From Loose Dirt Newsletter/spring 1999
I like bursts. I'll admit frankly to taking great joy from sprays fo flowers shooting out from nowhere. I like to glance out into the garden just to see what shock of blooms will be arching out there, or over there, or look out! right behind me. To my way of thinking, nothing makes a bunch of beloved azaleas look better than a bunch of spireas growing alongside for contrast, for bursts.
No time's better than spring to appreciate the Variety of spireas. Nearly every week brings another's first bloom, and many go on all season.
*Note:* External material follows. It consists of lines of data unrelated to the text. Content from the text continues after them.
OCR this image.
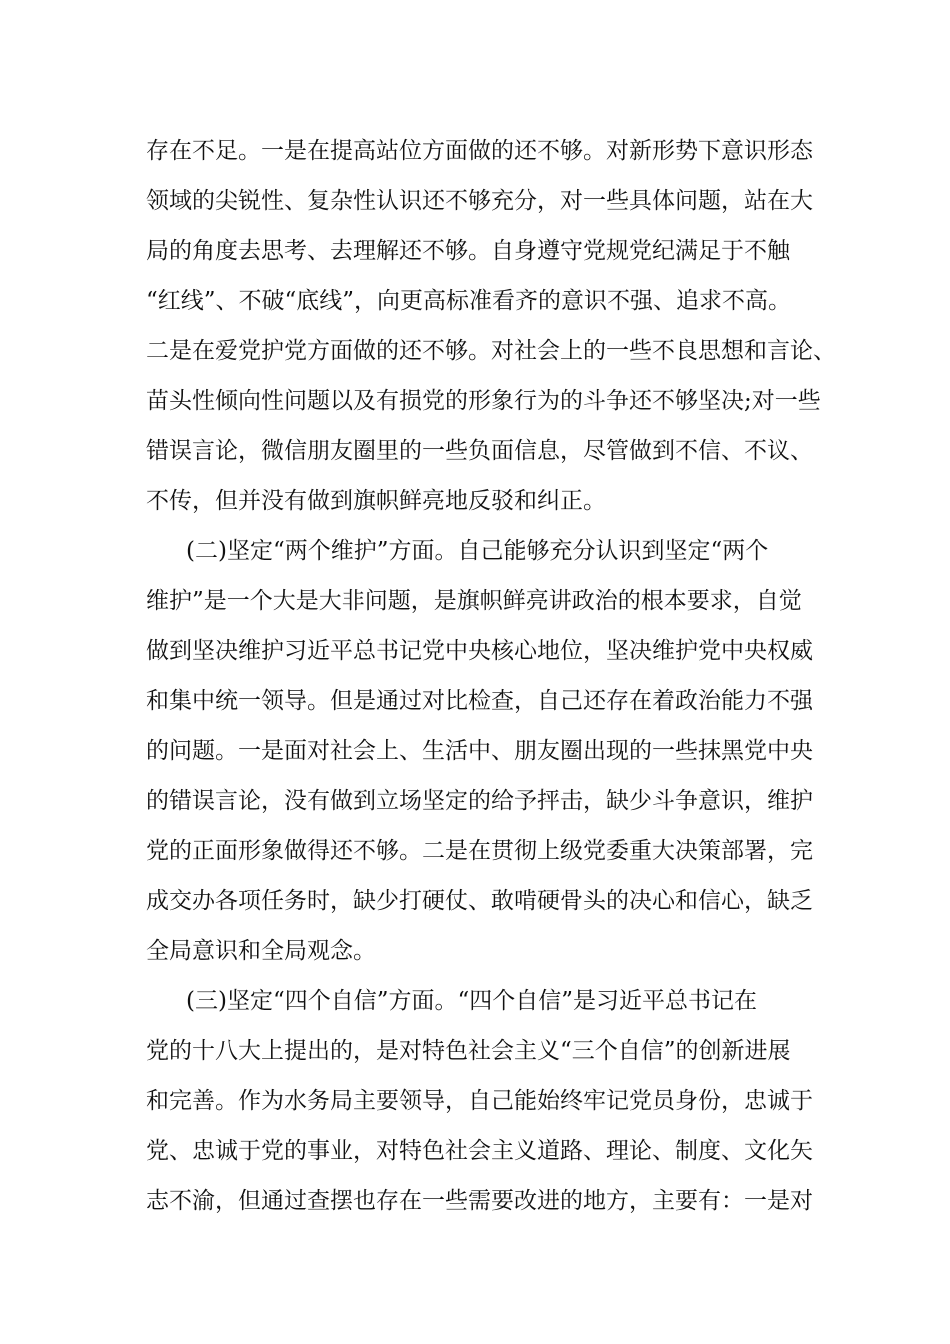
存在不足。一是在提高站位方面做的还不够。对新形势下意识形态
领域的尖锐性、复杂性认识还不够充分，对一些具体问题，站在大
局的角度去思考、去理解还不够。自身遵守党规党纪满足于不触
“红线”、不破“底线”，向更高标准看齐的意识不强、追求不高。
二是在爱党护党方面做的还不够。对社会上的一些不良思想和言论、
苗头性倾向性问题以及有损党的形象行为的斗争还不够坚决;对一些
错误言论，微信朋友圈里的一些负面信息，尽管做到不信、不议、
不传，但并没有做到旗帜鲜亮地反驳和纠正。
(二)坚定“两个维护”方面。自己能够充分认识到坚定“两个
维护”是一个大是大非问题，是旗帜鲜亮讲政治的根本要求，自觉
做到坚决维护习近平总书记党中央核心地位，坚决维护党中央权威
和集中统一领导。但是通过对比检查，自己还存在着政治能力不强
的问题。一是面对社会上、生活中、朋友圈出现的一些抹黑党中央
的错误言论，没有做到立场坚定的给予抨击，缺少斗争意识，维护
党的正面形象做得还不够。二是在贯彻上级党委重大决策部署，完
成交办各项任务时，缺少打硬仗、敢啃硬骨头的决心和信心，缺乏
全局意识和全局观念。
(三)坚定“四个自信”方面。“四个自信”是习近平总书记在
党的十八大上提出的，是对特色社会主义“三个自信”的创新进展
和完善。作为水务局主要领导，自己能始终牢记党员身份，忠诚于
党、忠诚于党的事业，对特色社会主义道路、理论、制度、文化矢
志不渝，但通过查摆也存在一些需要改进的地方，主要有：一是对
For a succession of blooms plant these spireas:
S. thunbergii, Baby's Breath, starts the season with a profusion of tiny white flowers all along its arching stems. It's the ariest, finest textured, and longest blooming of the bunch, with at least noticeable flowers for much of the year. And the leaves turn golden in fall, hang on for a while, then drop in favor of new leaves and flowers.
S. prunifolia, Bridal Wreath, blooms next in a clump of stems covered with little, rose-looking flowers. Stiffer stems give this one a decidedly whimsical look, with hundreds of tightly packed blooms on stems to four feet tall. I always think of teenagers with spikey hair and boisterous behavior with I see 'pruni''s jutting stems peeking out from the hedgerow of green quince and privet.
S. vanhouttei, Vanhoutte Spirea, is the classic fountain shaped shrub with flattened flower clusters all along its stems. This is the one we call brida wreath, because its stems bend gracefully, loaded with flower bunches ever couple of inches from heart to ten. It makes a perfect pretend bridal bouquet, spilling from the clutched hand of many a young girl's backyard 'wedding'. Vanhoutte blooms along with and after azaleas, but the flowers persist longer.
For added, nontraditional spireas, try S bumalda Anthony Waterer and Limemound. Both are smaller shrubs that bloom in summer with vivid pink and purple flowers, respectively. 'Limemound' and its sister, 'Goldmound' can grow well in container gardens, too, and their unusual colors will start a conversation every time.
Yes, there are more spireas, but lest my obsession show too much, I'll leave you with this exhortation: Slip in a spirea, whether it's in a mixed shrub bed, a hedgerow, or at the edge of the perennial bed... you'll be glad, for the bursts.